Море-океан | страница 3
— …шорох крыльев, фрр-фрр…
— …того и гляди, душа вон…
— …хотите верьте, хотите нет…
Верили: вырастет — обмогнется. А до поры до времени разостлали по всему дому ковры. И то сказать: она боялась даже звука собственных шагов.
Ковры сплошь белые. Безвредные. Глухие шаги, глухие цвета.

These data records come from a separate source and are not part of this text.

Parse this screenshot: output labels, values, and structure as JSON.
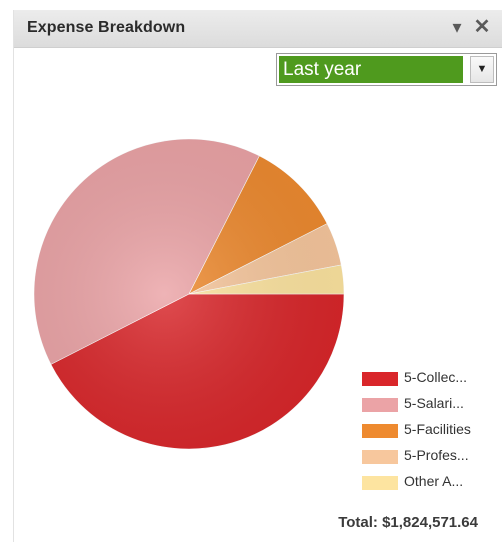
{
  "widget": {
    "title": "Expense Breakdown",
    "collapse_icon": "chevron-down-icon",
    "close_icon": "close-icon"
  },
  "range_select": {
    "value": "Last year",
    "arrow_icon": "dropdown-arrow-icon",
    "highlight_color": "#4f9a1e"
  },
  "chart_data": {
    "type": "pie",
    "labels": [
      "5-Collec...",
      "5-Salari...",
      "5-Facilities",
      "5-Profes...",
      "Other A..."
    ],
    "values": [
      42.5,
      40.0,
      10.0,
      4.5,
      3.0
    ],
    "colors": [
      "#d9262a",
      "#eba3a6",
      "#ee8a2f",
      "#f7c79d",
      "#fde4a0"
    ],
    "start_angle_deg": 0,
    "direction": "clockwise",
    "legend_position": "bottom-right",
    "title": ""
  },
  "total": {
    "label": "Total: $1,824,571.64"
  }
}
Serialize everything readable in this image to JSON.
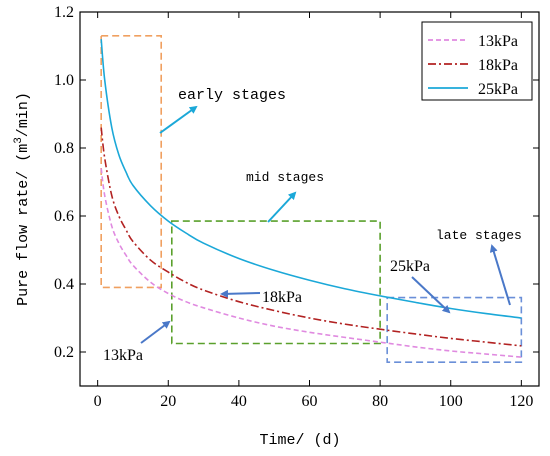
{
  "chart_data": {
    "type": "line",
    "xlabel": "Time/ (d)",
    "ylabel_prefix": "Pure flow rate/ (m",
    "ylabel_sup": "3",
    "ylabel_suffix": "/min)",
    "xlim": [
      -5,
      125
    ],
    "ylim": [
      0.1,
      1.2
    ],
    "xticks": [
      0,
      20,
      40,
      60,
      80,
      100,
      120
    ],
    "yticks": [
      0.2,
      0.4,
      0.6,
      0.8,
      1.0,
      1.2
    ],
    "ytick_labels": [
      "0.2",
      "0.4",
      "0.6",
      "0.8",
      "1.0",
      "1.2"
    ],
    "grid": false,
    "legend_position": "top-right",
    "series": [
      {
        "name": "13kPa",
        "color": "#e08ae0",
        "dash": "dashed",
        "x": [
          1,
          2,
          4,
          6,
          8,
          10,
          15,
          20,
          25,
          30,
          40,
          50,
          60,
          70,
          80,
          90,
          100,
          110,
          120
        ],
        "y": [
          0.74,
          0.66,
          0.57,
          0.52,
          0.485,
          0.455,
          0.405,
          0.372,
          0.348,
          0.33,
          0.3,
          0.276,
          0.258,
          0.243,
          0.229,
          0.215,
          0.203,
          0.194,
          0.185
        ]
      },
      {
        "name": "18kPa",
        "color": "#b22222",
        "dash": "dashdot",
        "x": [
          1,
          2,
          4,
          6,
          8,
          10,
          15,
          20,
          25,
          30,
          40,
          50,
          60,
          70,
          80,
          90,
          100,
          110,
          120
        ],
        "y": [
          0.86,
          0.77,
          0.66,
          0.6,
          0.56,
          0.525,
          0.47,
          0.435,
          0.405,
          0.382,
          0.348,
          0.322,
          0.3,
          0.282,
          0.267,
          0.253,
          0.24,
          0.229,
          0.218
        ]
      },
      {
        "name": "25kPa",
        "color": "#1ba8d8",
        "dash": "solid",
        "x": [
          1,
          2,
          4,
          6,
          8,
          10,
          15,
          20,
          25,
          30,
          40,
          50,
          60,
          70,
          80,
          90,
          100,
          110,
          120
        ],
        "y": [
          1.12,
          1.0,
          0.86,
          0.78,
          0.73,
          0.69,
          0.63,
          0.585,
          0.55,
          0.52,
          0.475,
          0.44,
          0.411,
          0.386,
          0.365,
          0.346,
          0.328,
          0.313,
          0.3
        ]
      }
    ],
    "annotations": {
      "early": "early stages",
      "mid": "mid stages",
      "late": "late stages",
      "label13": "13kPa",
      "label18": "18kPa",
      "label25": "25kPa"
    },
    "regions": [
      {
        "name": "early",
        "color": "#f0a060",
        "x": [
          1,
          18
        ],
        "y": [
          0.39,
          1.13
        ]
      },
      {
        "name": "mid",
        "color": "#5aa02c",
        "x": [
          21,
          80
        ],
        "y": [
          0.225,
          0.585
        ]
      },
      {
        "name": "late",
        "color": "#6a8fd8",
        "x": [
          82,
          120
        ],
        "y": [
          0.17,
          0.36
        ]
      }
    ]
  }
}
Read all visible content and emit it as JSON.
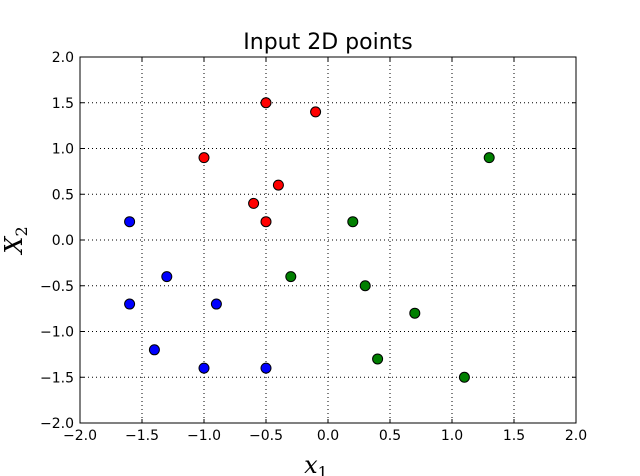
{
  "chart_data": {
    "type": "scatter",
    "title": "Input 2D points",
    "xlabel": {
      "main": "x",
      "sub": "1"
    },
    "ylabel": {
      "main": "X",
      "sub": "2"
    },
    "xlim": [
      -2.0,
      2.0
    ],
    "ylim": [
      -2.0,
      2.0
    ],
    "x_ticks": [
      "−2.0",
      "−1.5",
      "−1.0",
      "−0.5",
      "0.0",
      "0.5",
      "1.0",
      "1.5",
      "2.0"
    ],
    "y_ticks": [
      "−2.0",
      "−1.5",
      "−1.0",
      "−0.5",
      "0.0",
      "0.5",
      "1.0",
      "1.5",
      "2.0"
    ],
    "grid": true,
    "series": [
      {
        "color": "#ff0000",
        "points": [
          [
            -0.5,
            1.5
          ],
          [
            -0.1,
            1.4
          ],
          [
            -1.0,
            0.9
          ],
          [
            -0.4,
            0.6
          ],
          [
            -0.6,
            0.4
          ],
          [
            -0.5,
            0.2
          ]
        ]
      },
      {
        "color": "#0000ff",
        "points": [
          [
            -1.6,
            0.2
          ],
          [
            -1.3,
            -0.4
          ],
          [
            -1.6,
            -0.7
          ],
          [
            -0.9,
            -0.7
          ],
          [
            -1.4,
            -1.2
          ],
          [
            -1.0,
            -1.4
          ],
          [
            -0.5,
            -1.4
          ]
        ]
      },
      {
        "color": "#007f00",
        "points": [
          [
            1.3,
            0.9
          ],
          [
            0.2,
            0.2
          ],
          [
            -0.3,
            -0.4
          ],
          [
            0.3,
            -0.5
          ],
          [
            0.7,
            -0.8
          ],
          [
            0.4,
            -1.3
          ],
          [
            1.1,
            -1.5
          ]
        ]
      }
    ]
  }
}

Парковые дорожки шли кругами, с единственным вызывающим исключением в виде четы извилистых аллей, петлявших на размеренно-плавных, как псалмы, поворотах; так было даже разумнее, ведь при известной чувствительности нетрудно догадаться, что любой тупик грозит обернуться западней, а перекресток — идеальным геометрическим насилием, способным устрашить всякого, кто находится во власти подлинной чувствительности, и уж тем паче ее, не то чтобы обладавшую чувствительной душой, а именно что одержимую неуправляемой душевной чувствительностью, раз и навсегда взорвавшейся в неведомо какой момент ее тайной жизни — маленькой, неискушенной жизни, — а затем дошедшей невидимыми путями до самого сердца, и до глаз, и до рук, и до всего состава ее, словно болезнь, хотя вовсе и не болезнь, а что-то полегче, такое легкое, что назови его — оно и развеется.
В общем, парковые дорожки шли кругами.
Не следует забывать и о случае с Эделем Тратом. По шелкоткацкой части ему не было равных во всем крае. И вот как-то раз призывает его к себе барон. А на дворе зима, снегу навалило — ребятишек с головой укрывает; морозы стоят лютые; доехать до барона— сущий ад: лошадь запарилась, копыта в снегу тонут, сани вязнут; эдак и окочуриться недолго, не будь я Эделем Тратом; самое обидное, что даже не узнаешь, на кой черт барону приспичило меня видеть…
— Что ты видишь, Эдель?
Барон стоит в детской, против длинной глухой стены, и говорит тихим, по старинке вкрадчивым голосом:
— Что ты видишь?
Добротная бургундская ткань, обычный пейзаж, отменная работа.
— Пейзаж не совсем обычный. По крайности, для моей дочери.
Его дочери.
Тут какая-то тайна. Чтобы раскрыть ее, нужно дать волю фантазии, позабыв о том, что нам известно. И тогда воображение вырвется на свободу и проникнет в самую суть вещей и станет ясно, что душа — не все алмаз, а часто шелковая вуаль, — о, я это понимаю, — представь себе прозрачную шелковую вуаль: ее ничего не стоит повредить, достаточно нечаянного взгляда или руки, женской руки — да-да, — рука медленно тянется к вуали, сжимает ее, напрасное усилие: вуаль вспорхнет, как при порыве ветра, и пальцы скомкают ее так, словно это и не пальцы… словно это и не пальцы, а… мысли. Вот эта комната — что та рука, а дочка — что подбитая ветром шелковая вуаль.